Это была одна из немногих его (пяти-шести) фирменно-идиотических шуточек – с остановившимся взглядом, приоткрытым ртом и обескураживающе-тупым упрямством – пока ты не взмолишься или не сорвешься.
– Ну скажи, когда приехал. – И все сильнее сжимает руку.
– Да вот только что, – говорю я, сначала сдерживаясь, но потом зверея, и с садистским наслаждением отдирая от руки его пятерню – один палец на слом, и остальные разжимаются сами собой. – Решил навестить.

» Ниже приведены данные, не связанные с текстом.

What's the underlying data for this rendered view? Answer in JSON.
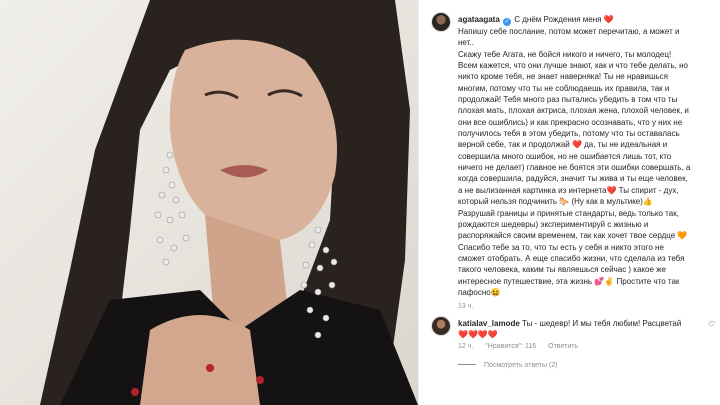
{
  "post": {
    "author": "agataagata",
    "verified_icon": "verified-badge-icon",
    "caption_lines": [
      "С днём Рождения меня ❤️",
      "Напишу себе послание, потом может перечитаю, а может и",
      "нет..",
      "Скажу тебе Агата, не бойся никого и ничего, ты молодец!",
      "Всем кажется, что они лучше знают, как и что тебе делать, но",
      "никто кроме тебя, не знает наверняка! Ты не нравишься",
      "многим, потому что ты не соблюдаешь их правила, так и",
      "продолжай! Тебя много раз пытались убедить в том что ты",
      "плохая мать, плохая актриса, плохая жена, плохой человек, и",
      "они все ошиблись) и как прекрасно осознавать, что у них не",
      "получилось тебя в этом убедить, потому что ты оставалась",
      "верной себе, так и продолжай ❤️ да, ты не идеальная и",
      "совершила много ошибок, но не ошибается лишь тот, кто",
      "ничего не делает) главное не боятся эти ошибки совершать, а",
      "когда совершила, радуйся, значит ты жива и ты еще человек,",
      "а не вылизанная картинка из интернета❤️ Ты спирит - дух,",
      "который нельзя подчинить 🐎 (Ну как в мультике)👍",
      "Разрушай границы и принятые стандарты, ведь только так,",
      "рождаются шедевры) экспериментируй с жизнью и",
      "распоряжайся своим временем, так как хочет твое сердце 🧡",
      "Спасибо тебе за то, что ты есть у себя и никто этого не",
      "сможет отобрать. А еще спасибо жизни, что сделала из тебя",
      "такого человека, каким ты являешься сейчас ) какое же",
      "интересное путешествие, эта жизнь 💕✌️ Простите что так",
      "пафосно😆"
    ],
    "time": "13 ч."
  },
  "comment": {
    "author": "katialav_lamode",
    "text": "Ты - шедевр! И мы тебя любим! Расцветай",
    "hearts": "❤️❤️❤️❤️",
    "time": "12 ч.",
    "likes": "\"Нравится\": 116",
    "reply": "Ответить",
    "view_replies": "Посмотреть ответы (2)",
    "like_icon": "heart-outline-icon"
  },
  "colors": {
    "link_blue": "#3897f0",
    "heart_red": "#ed1c24",
    "muted": "#8e8e8e"
  }
}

– Ау-ау-ау! – скулит Бубен и кокетливо дует на руку. – Убить хотели. Сломали пальчик. Как я теперь буду играть на рояле?
Боб смотрит на него сбоку и курит. Потом сминает папироску о плинтус и засовывает окурок куда-то в щель в полу.
– Кто бы тебя правда убил? – мечтает он мрачно. – Ничего бы для того не пожалел, ей-бо.

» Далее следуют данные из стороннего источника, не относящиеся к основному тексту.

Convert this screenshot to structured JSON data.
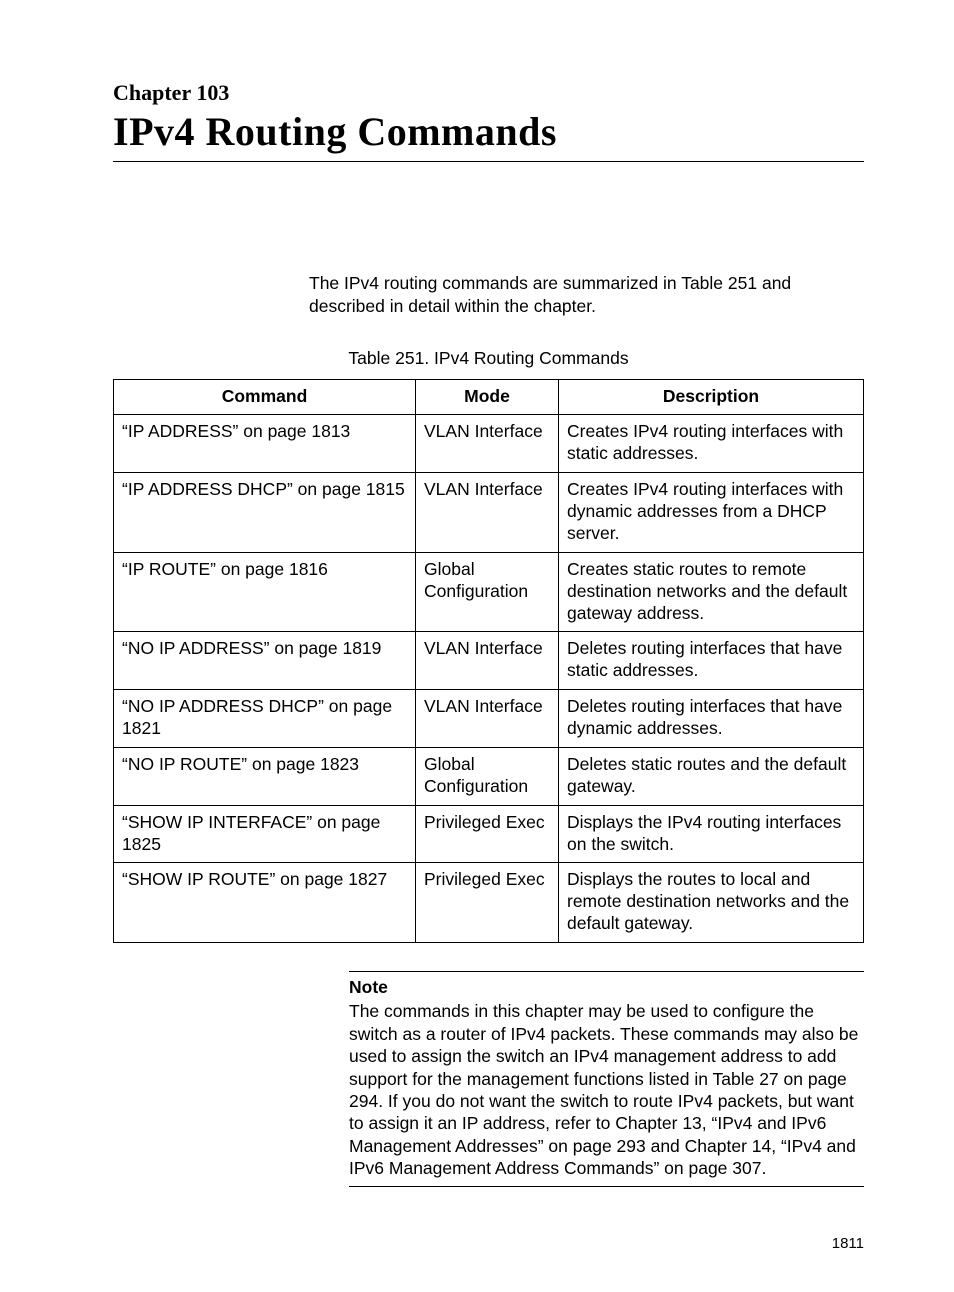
{
  "chapter": {
    "label": "Chapter 103",
    "title": "IPv4 Routing Commands"
  },
  "intro": "The IPv4 routing commands are summarized in Table 251 and described in detail within the chapter.",
  "table": {
    "caption": "Table 251. IPv4 Routing Commands",
    "headers": [
      "Command",
      "Mode",
      "Description"
    ],
    "rows": [
      {
        "command": "“IP ADDRESS” on page 1813",
        "mode": "VLAN Interface",
        "desc": "Creates IPv4 routing interfaces with static addresses."
      },
      {
        "command": "“IP ADDRESS DHCP” on page 1815",
        "mode": "VLAN Interface",
        "desc": "Creates IPv4 routing interfaces with dynamic addresses from a DHCP server."
      },
      {
        "command": "“IP ROUTE” on page 1816",
        "mode": "Global Configuration",
        "desc": "Creates static routes to remote destination networks and the default gateway address."
      },
      {
        "command": "“NO IP ADDRESS” on page 1819",
        "mode": "VLAN Interface",
        "desc": "Deletes routing interfaces that have static addresses."
      },
      {
        "command": "“NO IP ADDRESS DHCP” on page 1821",
        "mode": "VLAN Interface",
        "desc": "Deletes routing interfaces that have dynamic addresses."
      },
      {
        "command": "“NO IP ROUTE” on page 1823",
        "mode": "Global Configuration",
        "desc": "Deletes static routes and the default gateway."
      },
      {
        "command": "“SHOW IP INTERFACE” on page 1825",
        "mode": "Privileged Exec",
        "desc": "Displays the IPv4 routing interfaces on the switch."
      },
      {
        "command": "“SHOW IP ROUTE” on page 1827",
        "mode": "Privileged Exec",
        "desc": "Displays the routes to local and remote destination networks and the default gateway."
      }
    ]
  },
  "note": {
    "label": "Note",
    "body": "The commands in this chapter may be used to configure the switch as a router of IPv4 packets. These commands may also be used to assign the switch an IPv4 management address to add support for the management functions listed in Table 27 on page 294. If you do not want the switch to route IPv4 packets, but want to assign it an IP address, refer to Chapter 13, “IPv4 and IPv6 Management Addresses” on page 293 and Chapter 14, “IPv4 and IPv6 Management Address Commands” on page 307."
  },
  "page_number": "1811"
}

– А я зна-а-аю, зна-а-аю! – гогочет Бубен.
– Весело тут у вас, – говорю я. – Ничего не скажешь. – Потом подхожу к Бобу и в порыве какой-то неуместно-запоздалой нежности присаживаюсь возле него на корточки, кладу руку ему на колено и заглядываю в глаза: – Ничего не случилось? Что-то ты сегодня совсем плохой.
– Да нет, – неохотно отзывается Боб. – Взял нажрался с утра, дурак.

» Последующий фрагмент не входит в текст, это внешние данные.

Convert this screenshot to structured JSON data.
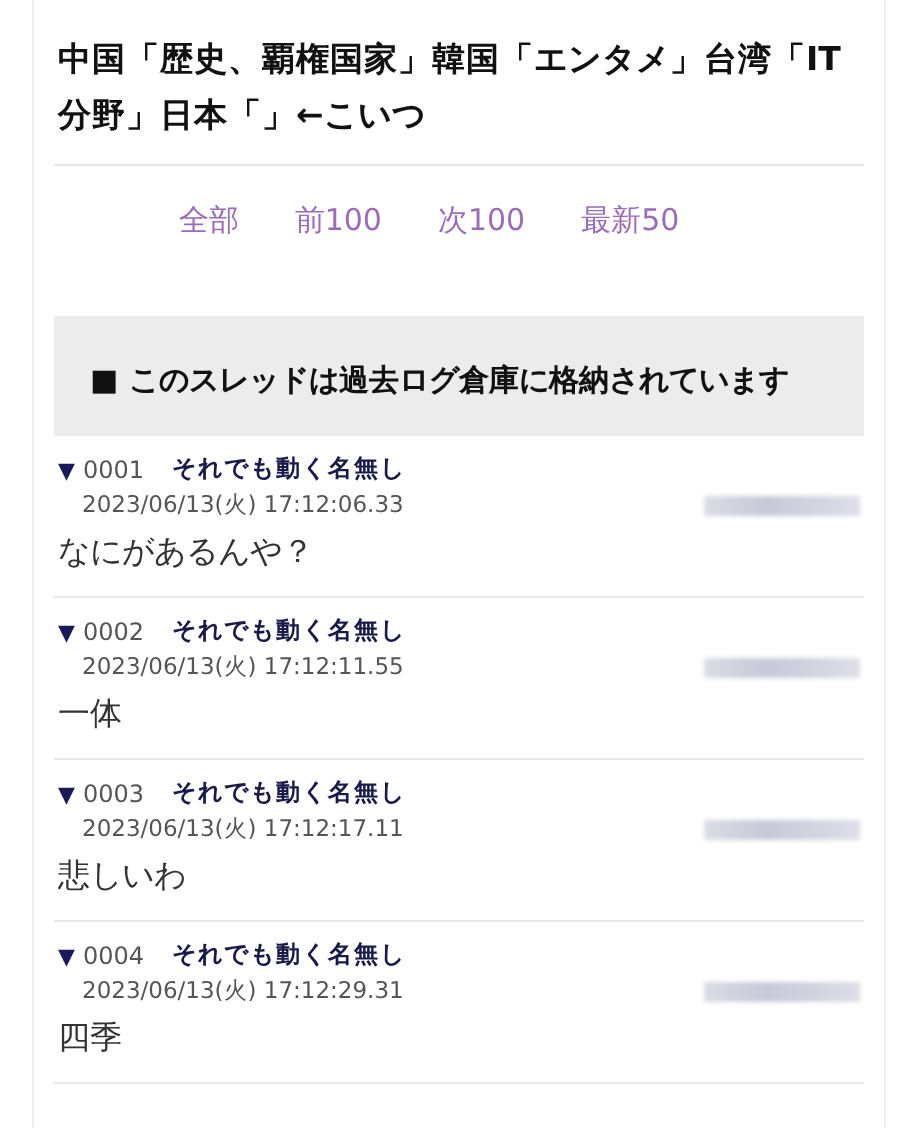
{
  "thread": {
    "title": "中国「歴史、覇権国家」韓国「エンタメ」台湾「IT分野」日本「」←こいつ"
  },
  "nav": [
    "全部",
    "前100",
    "次100",
    "最新50"
  ],
  "notice": {
    "mark": "■",
    "text": "このスレッドは過去ログ倉庫に格納されています"
  },
  "posts": [
    {
      "marker": "▼",
      "number": "0001",
      "name": "それでも動く名無し",
      "date": "2023/06/13(火) 17:12:06.33",
      "body": "なにがあるんや？"
    },
    {
      "marker": "▼",
      "number": "0002",
      "name": "それでも動く名無し",
      "date": "2023/06/13(火) 17:12:11.55",
      "body": "一体"
    },
    {
      "marker": "▼",
      "number": "0003",
      "name": "それでも動く名無し",
      "date": "2023/06/13(火) 17:12:17.11",
      "body": "悲しいわ"
    },
    {
      "marker": "▼",
      "number": "0004",
      "name": "それでも動く名無し",
      "date": "2023/06/13(火) 17:12:29.31",
      "body": "四季"
    }
  ]
}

– Этот, что ли? – показываю я глазами на Бубна.
– Да сам. И этот тоже. Весь день насмарку.
– Ведь главное, сам понимаешь... – начинаю я дидактически, но он не слушает, поднимается с табуретки, морщась, потягивается и говорит спокойно:
– Все нормально. Все путем. Сейчас будем веселиться.
Мы сидели в углу и переговаривались, когда она вышла из боковой двери – свободно и раскованно – на ходу заправляя красную растянутую майку на лямках в бледно-голубые джинсы. При этом ничем не стесненная грудь ее мягко обрисовывалась под тонкой тканью – убийственно тонко обтягивалась старой тканью, и я, внезапно парализованный, тихо, радостно и почти испуганно млея, убедился в который раз: нет, она действительно красива, нет, она и в самом деле красавица, кроме шуток, я нисколько не преувеличиваю, чтоб мне сдохнуть...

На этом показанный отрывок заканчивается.